Sayfalar

27.01.2015

Evlen, askere git, çocuk doğur, kenara para at, büyüklerini ara! Ya da gel, kaçalım?


Bu başlık Fermina Daza ve Mirage için. Bir de kaçıp gitme planını bir kenarda ufak ufak tasarlayanlar için. Benim İngilizce this is a book düzeyinden biraz hallice olduğundan aşağıdaki video size eminim çok daha iyi gelecektir.


Benim için zaman geri sayım aşamasına geldi şairlerin belirlediği yaş baz alınıyorsa. Eğer bu koşulları sizden önce sağlamış olursam bilin ki kapımız evimiz, yaşamımız açık olacak. Kendisine 'Kaçalım mı? Sesin ve ışığın şehirdeki yorucu yapaylığından uzakta bir yerlere…?' diye soran bir çift var bu linkte (TIK) Bizim oğlan bizden önce hazır. Biz onu bırakıp gideriz diyorduk ama sanırım yola bizden önce düşmek isteyecek.
Bir başka linkte ise Fransız fotoğrafçı Antoine Bruy adında bir fotoğrafçı rotasız bir gezide kaçıp gidebilenlerle tanışıyor ve fotoğraflıyor. (TIK) 
'Yıllar yılı sevmediğimiz bir işe gidip gelirken; istemediğimiz okullarda okuyup, “evlen”, “askere git”, “çocuk doğur”, “kenara para at”, “büyüklerini ara” gibi her türlü toplumsal zorunluluğa boyun eğerken bazılarımız bir kaçış hayalini kuramayacak kadar şanssız, belki de yorgun. Bu hayali kurabilenler, kaçmak isteyenler için ise hayat daha zor. Bitmeyen bir arada kalmışlık hali… Halbuki insan olmanın en saf haline dönmeyi istemek kadar doğalı var mı?'
Devam edince de ormanda yaşamayı seçenleri derlediği çalışmasına ulaşıyorsunuz. (TIK) 
Dün akşam üzeri binanın gazını kesmişler. Sepep gaz parasının yatırılmaması. İda'yı anneme bıraktık.  Annem bizim de kalmamız yönünde ısrar etti ama 'zeytin gün boyu yalnız acil eve gitmeliyiz' dedğimizde yine çıldırdı. 'Bir de zeytin çıkardılar' dedi kızdı. Küçük bir elektrik sobasını zeytin üşümesin diye yatağının yanında çalıştırdık acil toplantıya çağrıldı eşim binadan ve gitti. Geç saate kadar da dönmedi. Döndüğünde söylediği ilk şey 'gidelim buralardan' 'gidelim' dedim. Para ödemeyen daireler zaten ısınmaya devam ettiğinden çok da umursamıyormuş. 
Kendinden başka kimseyi düşünmemeyi bizlere dayatan ne bilmiyorum? Yaşam koşulları, kapitalizm, genler? Acaba ağırlıklı hangisi. Ama gittikçe artan bencillik, merhametsizlik, umarsızlık cidden can sıkıcı. Sen aksini öğretiyorsun sokak bambaşka bir gerçek dayatıyor çocuğuna. Sonrası mutsuz bireyler. 
Dertlendim yine, ben şimdi demli bir çayla kendime geleyim.
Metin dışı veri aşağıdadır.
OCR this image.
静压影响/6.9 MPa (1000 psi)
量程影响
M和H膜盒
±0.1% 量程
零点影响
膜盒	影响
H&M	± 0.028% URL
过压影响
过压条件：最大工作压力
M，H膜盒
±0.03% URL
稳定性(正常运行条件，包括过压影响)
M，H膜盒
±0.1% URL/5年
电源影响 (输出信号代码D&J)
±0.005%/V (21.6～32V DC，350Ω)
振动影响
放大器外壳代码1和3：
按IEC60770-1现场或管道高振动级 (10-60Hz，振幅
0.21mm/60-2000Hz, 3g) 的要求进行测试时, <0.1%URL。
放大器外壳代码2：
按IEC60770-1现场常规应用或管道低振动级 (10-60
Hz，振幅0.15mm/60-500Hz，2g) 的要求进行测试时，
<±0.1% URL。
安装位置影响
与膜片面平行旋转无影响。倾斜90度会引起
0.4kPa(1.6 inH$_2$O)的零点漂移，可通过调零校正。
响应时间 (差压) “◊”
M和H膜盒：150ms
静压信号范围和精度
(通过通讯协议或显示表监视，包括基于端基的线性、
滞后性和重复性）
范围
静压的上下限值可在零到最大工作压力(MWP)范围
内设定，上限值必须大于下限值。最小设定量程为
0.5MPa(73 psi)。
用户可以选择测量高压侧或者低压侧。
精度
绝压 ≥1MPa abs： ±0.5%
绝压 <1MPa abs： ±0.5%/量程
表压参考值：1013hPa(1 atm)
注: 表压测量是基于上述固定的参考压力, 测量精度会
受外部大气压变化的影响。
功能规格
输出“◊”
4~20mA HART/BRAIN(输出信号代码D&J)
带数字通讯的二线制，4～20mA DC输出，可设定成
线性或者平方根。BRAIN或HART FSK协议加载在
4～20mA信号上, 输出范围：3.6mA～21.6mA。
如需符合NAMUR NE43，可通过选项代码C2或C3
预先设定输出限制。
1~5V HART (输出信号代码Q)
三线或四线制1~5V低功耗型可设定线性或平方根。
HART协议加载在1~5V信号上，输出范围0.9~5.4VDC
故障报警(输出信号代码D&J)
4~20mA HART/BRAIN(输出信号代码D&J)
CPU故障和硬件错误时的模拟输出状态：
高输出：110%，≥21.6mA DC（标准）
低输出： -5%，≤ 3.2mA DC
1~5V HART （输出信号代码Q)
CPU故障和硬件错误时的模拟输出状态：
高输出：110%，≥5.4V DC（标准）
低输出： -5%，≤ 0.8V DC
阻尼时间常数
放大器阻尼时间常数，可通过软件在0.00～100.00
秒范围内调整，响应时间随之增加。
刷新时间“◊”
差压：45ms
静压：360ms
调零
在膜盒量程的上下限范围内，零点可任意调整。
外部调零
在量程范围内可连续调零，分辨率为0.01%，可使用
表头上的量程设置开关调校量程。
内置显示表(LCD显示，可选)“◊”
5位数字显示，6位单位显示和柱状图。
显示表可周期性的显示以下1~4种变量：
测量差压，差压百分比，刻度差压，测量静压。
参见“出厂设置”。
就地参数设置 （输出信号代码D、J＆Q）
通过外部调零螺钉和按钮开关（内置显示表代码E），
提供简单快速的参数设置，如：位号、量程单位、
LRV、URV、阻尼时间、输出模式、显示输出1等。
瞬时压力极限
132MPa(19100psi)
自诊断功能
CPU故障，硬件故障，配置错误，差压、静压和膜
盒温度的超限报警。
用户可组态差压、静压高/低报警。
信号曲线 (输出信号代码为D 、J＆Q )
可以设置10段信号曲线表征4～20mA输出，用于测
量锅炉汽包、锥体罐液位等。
Bir de şarkı olsun.......


12 yorum:

  1. Bu konuda yazmaya başladığım bir uzun hikaye denemesi vardı, Avram beğenmeyince yırtıp attım:)))

    YanıtlaSil
    Yanıtlar
    1. Yayınlamamak olur da yırıtıp atmasan iyi olurmuş :)

      Sil
  2. Ya benim de köyde bir anane evim var ^_^ damda uyumak, yıldız kayması nedir bilmek isteyene kapısı açık :) kendisi çöpçatanlığa bayılır tavuklarının yumurtasını yiyene de kırılır :) ay blogır dünyasının gariban doğa hasreti çekenleri olarak bi güneydoğu anadolu turu yapıp ananemde de yatılı mı kalsak nemruta falan çıkarız :)

    YanıtlaSil
    Yanıtlar
    1. Uff ne güzel olurdu.
      Damda uyumanın tadını biliyorum. Benim babaanne doğru dürüst Türkçe bilmezdi Kürtçe türküler mırıldanarak çok buldur kuruttum :)

      Sil
    2. Ay yazıyı okudum, bir türlü fırsat bulup yorum yazamadım.
      Damda uyumanın nasıl bir şey olduğunu 20'li yaşlarımda Urfa'ya kazıya gidince öğrendim, çok şanslısınız ikiniz de. Güneydoğu turuna çıkılacaksa beni de alın!
      Biraz daha apartmanda oturursam aklımı kaçırıcam, ayağımı toprağa basmak istiyorum. Videoyu seyredip fotoğrafları bakiim. Bir de sana bir email yazıcam şimdi Ebru.

      Sil
    3. Dün can sıkıcıydı iş yerim ve tüm gün seferihisar da ev baktım :) Kocayı arayıp arayıp durdum ev buldum ev buldum diye adam şaşkın yine mi ya diyor. He dedim ama 10 sene sonrası için dedim söyle de sana bi acı kahve yapsınlar kafan yerine gelsin dedi :) Vallahi ben de kaçıracağım pufff

      Sil
  3. Buldur nedir yahu :) bulgur tabi hahah

    YanıtlaSil
  4. Ebrucuğum,
    Geçen gün benim blogda "Ebru"ya cevap yazarken başka bir Ebru zannıyla yazmışım, komik olmuş! :)) Buralara pek az yazıyoruz ya, oluyor böyle kazalar. Şu bir yerlere gidip sapsade yaşamak arzusu beni sık sık dürtüyor. Az kaldı...

    YanıtlaSil
    Yanıtlar
    1. Olsun Ekmekçim hiç önemli değil. Bloga yeniden dönünce ben de fırsat bulduğum anlarda sevdiklerime uğruyorum. Bence her şeye rağmen blog en iyisi bilmem aynı fikirde misin?
      Şimdi gidilmesi gereken 20 Ege Köyü diye bir habere bakıyordum (paylaştım face de) beni de dürtüyor ah ne güzel hep beraber gitsek komuşu olsak.......

      Sil
  5. **Yıllar yılı sevmediğimiz bir işe gidip gelirken; istemediğimiz okullarda okuyup,** tam da böyle

    YanıtlaSil
  6. ebru ve ekmekcim: "gidelim buralardan" :)

    YanıtlaSil
  7. ebru ve ekmekcim: "gidelim buralardan" :)

    YanıtlaSil

Siz ne dersiniz?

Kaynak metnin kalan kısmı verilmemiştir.